Cada vez mais chineses rejeitam a vida familiar
Não muito tempo atrás, a família chinesa ideal era grande e reunia várias gerações vivendo juntas. O autor Lao She, por exemplo, deu ao seu best-seller sobre a vida em Pequim durante a ocupação japonesa um título significativo: “Quatro gerações sob o mesmo teto”.
Mas isso foi antes que a política do filho único dizimasse as famílias chinesas, desestimulando o casamento entre os jovens, forçando abortos, esterilizando centenas de milhões de mulheres e deixando os idosos desprovidos de filhos e netos que os amassem e cuidassem na velhice.
A desestruturação provocada pela intervenção do Partido-Estado na vida privada dos seus cidadãos se reflete num novo relatório da Comissão Nacional Chinesa para a Saúde e o Planejamento Familiar, departamento encarregado de fiscalizar o cumprimento da política do filho único. Sem surpresas, o relatório mostra que o tamanho das famílias está encolhendo rapidamente na China: de 5,3 membros, na época da revolução comunista, para apenas 3 hoje em dia.
O motivo principal do declínio, naturalmente, é a política do filho único, que proíbe os casais urbanos de ter mais do que um filho e os casais rurais de terem mais do que dois. A tendência foi acelerada pelo êxodo rural dos jovens que partem à procura de oportunidades econômicas, deixando nas aldeias do interior somente as pessoas muito idosas e as jovens demais.

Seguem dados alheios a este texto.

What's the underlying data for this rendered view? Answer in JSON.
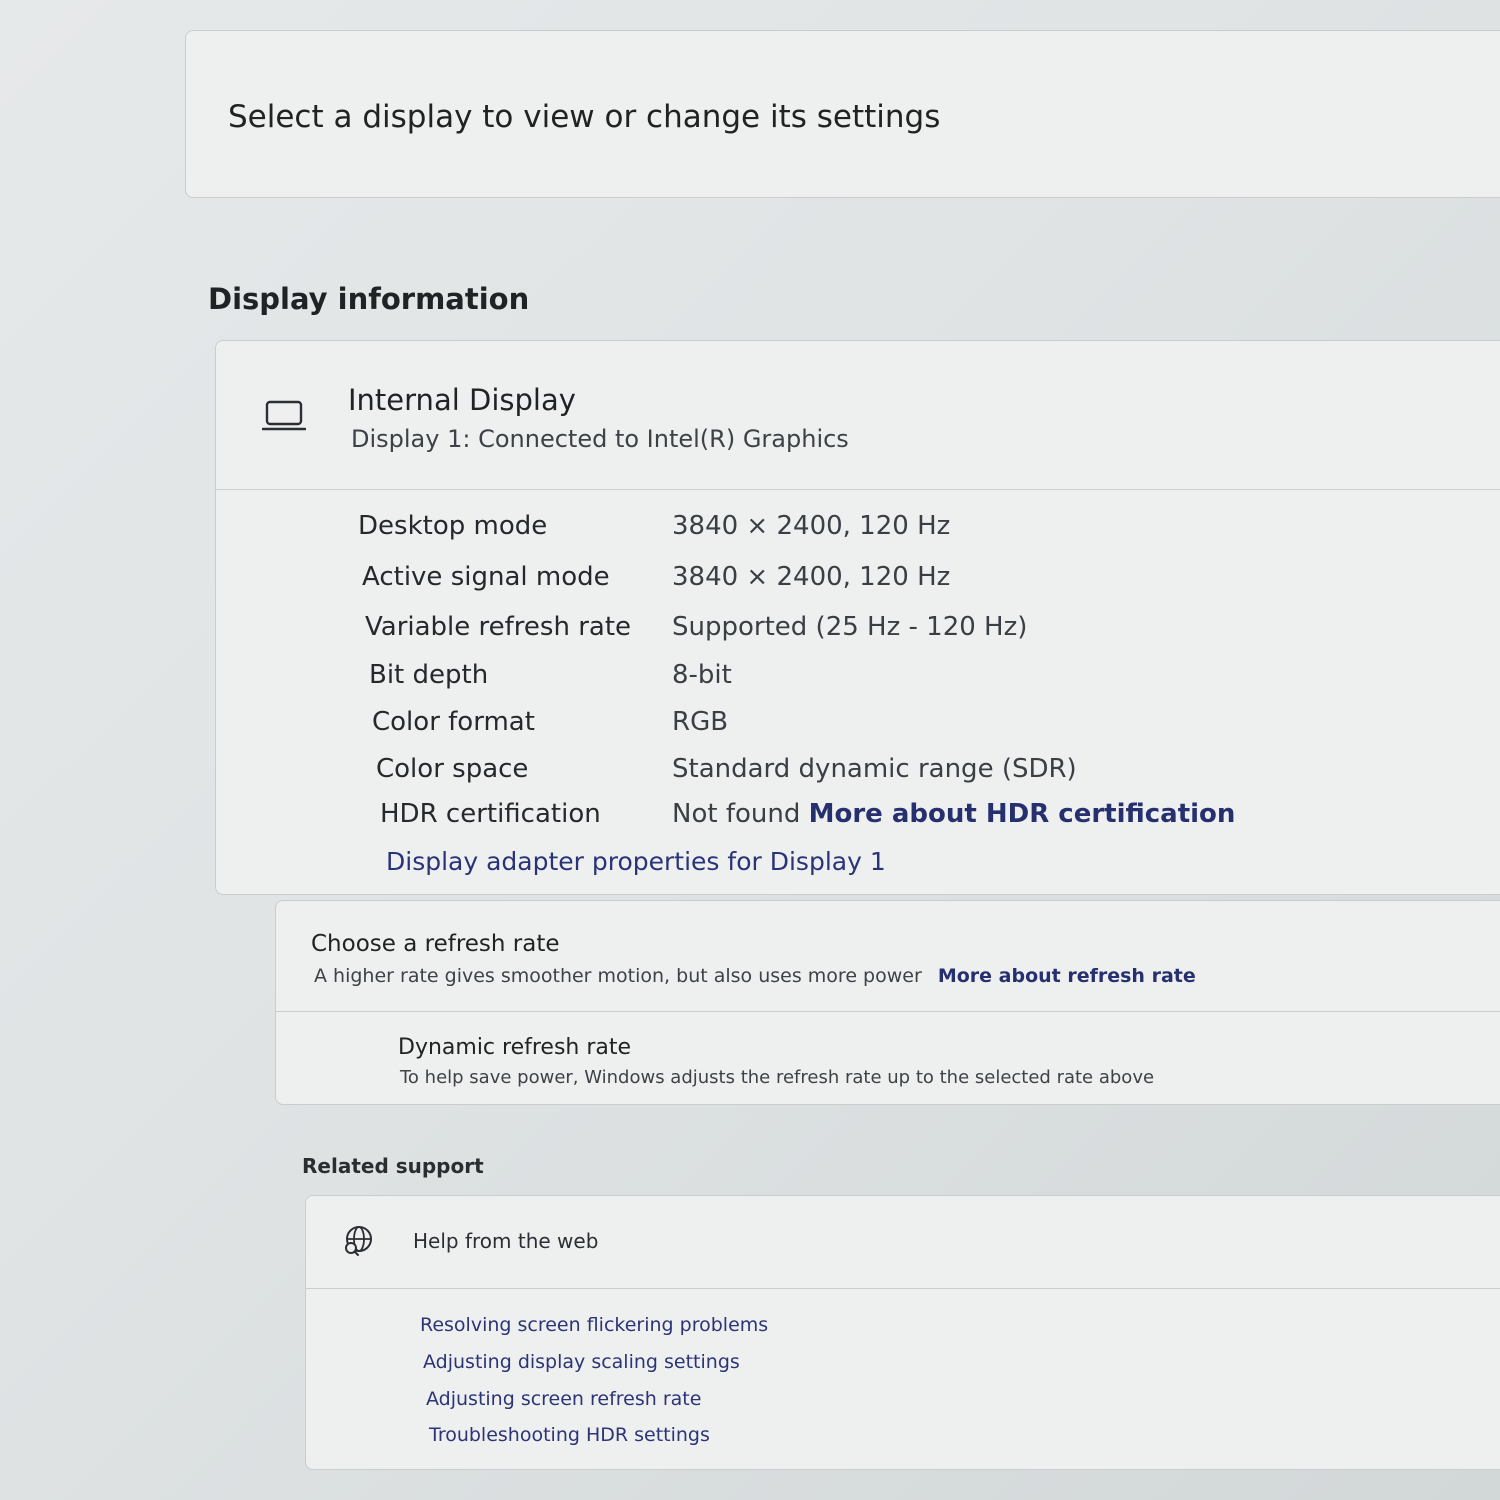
{
  "select_display": {
    "title": "Select a display to view or change its settings"
  },
  "display_information": {
    "heading": "Display information",
    "display": {
      "icon": "laptop-icon",
      "name": "Internal Display",
      "subtitle": "Display 1: Connected to Intel(R) Graphics"
    },
    "rows": [
      {
        "label": "Desktop mode",
        "value": "3840 × 2400, 120 Hz"
      },
      {
        "label": "Active signal mode",
        "value": "3840 × 2400, 120 Hz"
      },
      {
        "label": "Variable refresh rate",
        "value": "Supported (25 Hz - 120 Hz)"
      },
      {
        "label": "Bit depth",
        "value": "8-bit"
      },
      {
        "label": "Color format",
        "value": "RGB"
      },
      {
        "label": "Color space",
        "value": "Standard dynamic range (SDR)"
      },
      {
        "label": "HDR certification",
        "value": "Not found",
        "link": "More about HDR certification"
      }
    ],
    "adapter_link": "Display adapter properties for Display 1"
  },
  "refresh_rate": {
    "title": "Choose a refresh rate",
    "description": "A higher rate gives smoother motion, but also uses more power",
    "link": "More about refresh rate",
    "dynamic": {
      "title": "Dynamic refresh rate",
      "description": "To help save power, Windows adjusts the refresh rate up to the selected rate above"
    }
  },
  "related_support": {
    "heading": "Related support",
    "help": {
      "icon": "globe-icon",
      "title": "Help from the web"
    },
    "links": [
      "Resolving screen flickering problems",
      "Adjusting display scaling settings",
      "Adjusting screen refresh rate",
      "Troubleshooting HDR settings"
    ]
  },
  "colors": {
    "link": "#27306e",
    "card_background": "#eef0f0",
    "page_background": "#dfe3e4"
  }
}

Há hoje dezenas de milhões de jovens trabalhadores solteiros nas cidades e nas periferias, junto com um grande número de casais que atrasaram o nascimento do filho ou decidiram não ter filho nenhum. Além disso, a população de idosos chineses que vivem sozinhos ou apenas com o próprio cônjuge já é enorme e continua crescendo.

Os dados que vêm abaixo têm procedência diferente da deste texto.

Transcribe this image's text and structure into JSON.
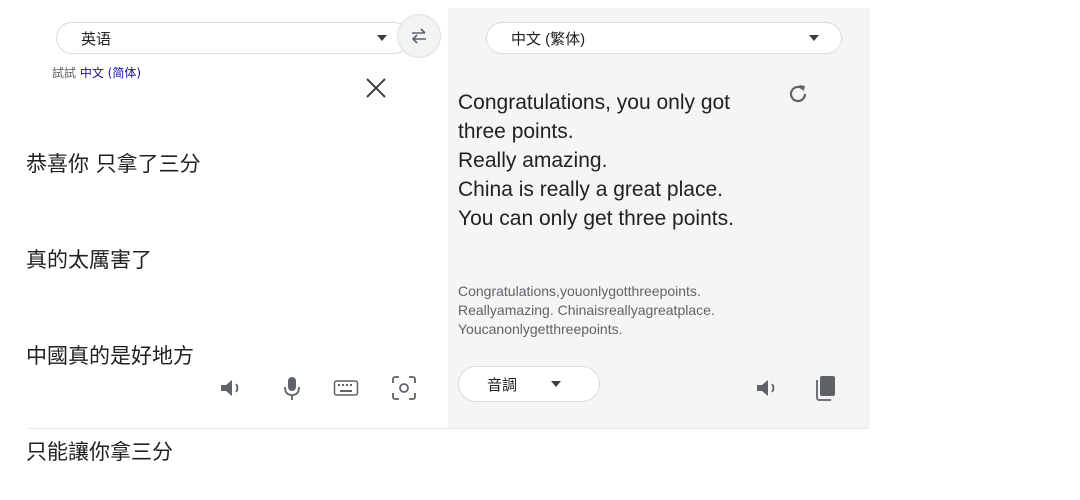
{
  "source": {
    "language": "英语",
    "try_prefix": "試試",
    "try_link": "中文 (简体)",
    "lines": [
      "恭喜你 只拿了三分",
      "真的太厲害了",
      "中國真的是好地方",
      "只能讓你拿三分"
    ]
  },
  "target": {
    "language": "中文 (繁体)",
    "lines": [
      "Congratulations, you only got",
      "three points.",
      "Really amazing.",
      "China is really a great place.",
      "You can only get three points."
    ],
    "romanization": [
      "Congratulations,youonlygotthreepoints.",
      "Reallyamazing. Chinaisreallyagreatplace.",
      "Youcanonlygetthreepoints."
    ],
    "tone_label": "音調"
  },
  "colors": {
    "accent_link": "#1a0dab",
    "right_pane": "#f5f5f5",
    "icon": "#5f6368"
  },
  "icons": {
    "swap": "swap-arrows-icon",
    "clear": "close-icon",
    "refresh": "refresh-icon",
    "speaker": "speaker-icon",
    "mic": "microphone-icon",
    "keyboard": "keyboard-icon",
    "camera": "camera-scan-icon",
    "copy": "copy-icon"
  }
}
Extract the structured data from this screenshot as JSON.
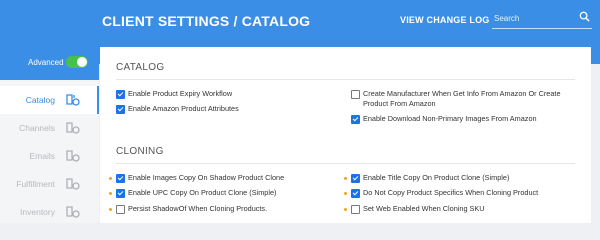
{
  "header": {
    "title": "CLIENT SETTINGS  /  CATALOG",
    "view_change_log": "VIEW CHANGE LOG",
    "search_placeholder": "Search",
    "accent": "#3a8ee6"
  },
  "sidebar": {
    "advanced_label": "Advanced",
    "advanced_on": true,
    "items": [
      {
        "label": "Catalog",
        "icon": "catalog-icon",
        "active": true
      },
      {
        "label": "Channels",
        "icon": "channels-icon",
        "active": false
      },
      {
        "label": "Emails",
        "icon": "emails-icon",
        "active": false
      },
      {
        "label": "Fulfillment",
        "icon": "fulfillment-icon",
        "active": false
      },
      {
        "label": "Inventory",
        "icon": "inventory-icon",
        "active": false
      }
    ]
  },
  "catalog": {
    "title": "CATALOG",
    "options": [
      {
        "label": "Enable Product Expiry Workflow",
        "checked": true
      },
      {
        "label": "Enable Amazon Product Attributes",
        "checked": true
      },
      {
        "label": "Create Manufacturer When Get Info From Amazon Or Create",
        "label2": "Product From Amazon",
        "checked": false
      },
      {
        "label": "Enable Download Non-Primary Images From Amazon",
        "checked": true
      }
    ]
  },
  "cloning": {
    "title": "CLONING",
    "options": [
      {
        "label": "Enable Images Copy On Shadow Product Clone",
        "checked": true
      },
      {
        "label": "Enable UPC Copy On Product Clone (Simple)",
        "checked": true
      },
      {
        "label": "Persist ShadowOf When Cloning Products.",
        "checked": false
      },
      {
        "label": "Enable Title Copy On Product Clone (Simple)",
        "checked": true
      },
      {
        "label": "Do Not Copy Product Specifics When Cloning Product",
        "checked": true
      },
      {
        "label": "Set Web Enabled When Cloning SKU",
        "checked": false
      }
    ]
  }
}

O relatório, escrito pelos próprios aplicadores do controle populacional, não reconhece a culpa do Partido-Estado. Mas a culpa é dele, sem dúvida, em todos os casos.
O relatório prefere culpar os jovens por adiarem o casamento a fim de priorizar a carreira, poupar para comprar carro e casa, viver outro estilo de vida ou esperar para achar o parceiro ideal. O documento se esquece, porém, da principal razão que leva os jovens a esperar: casar cedo, na China, é contra a lei. As regras impedem os homens de se casarem antes dos 26 ou 27 anos, e as mulheres não podem se casar até completarem pelo menos 23.

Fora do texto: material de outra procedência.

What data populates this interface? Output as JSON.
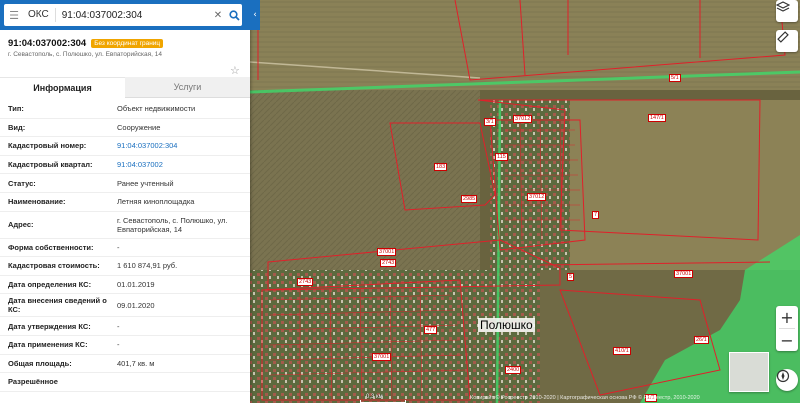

Além disso, por causa do aborto seletivo e do infanticídio de dezenas de milhões de meninas, há um número equivalente de homens jovens que jamais conseguirão se casar: é que as mulheres que iriam se casar com eles foram abortadas ou assassinadas depois de nascerem.
O bombardeio constante de propaganda antipopulacional também teve efeitos contrários à natalidade. Quando os jovens finalmente são autorizados a se casar, muitos optam por adiar a vinda do filho único ou por nem sequer tê-lo. O número de casais com filhos, de acordo com o relatório, caiu "significativamente", enquanto cresce o número de famílias que adotam a mentalidade do "sem filhos, renda dupla".
Finalmente, há o envelhecimento rápido e contínuo da população chinesa, consequência direta das políticas estatais de restrição do número de bebês que podem nascer. Fiel à forma comunista, o relatório trata longamente do fato de milhões de jovens chineses trabalharem em cidades distantes da casa paterna ou optarem por viver em apartamentos próprios em vez de morar com os pais. O documento tenta jogar a culpa pela epidemia de solidão entre os idosos nas costas do jovem egoísta, tachado de não ter tempo para visitar os próprios pais anciãos.
Mas… Se você só permite que os casais tenham um ou no máximo dois filhos, não é você mesmo que está criando um problema de negligência no tocante aos idosos?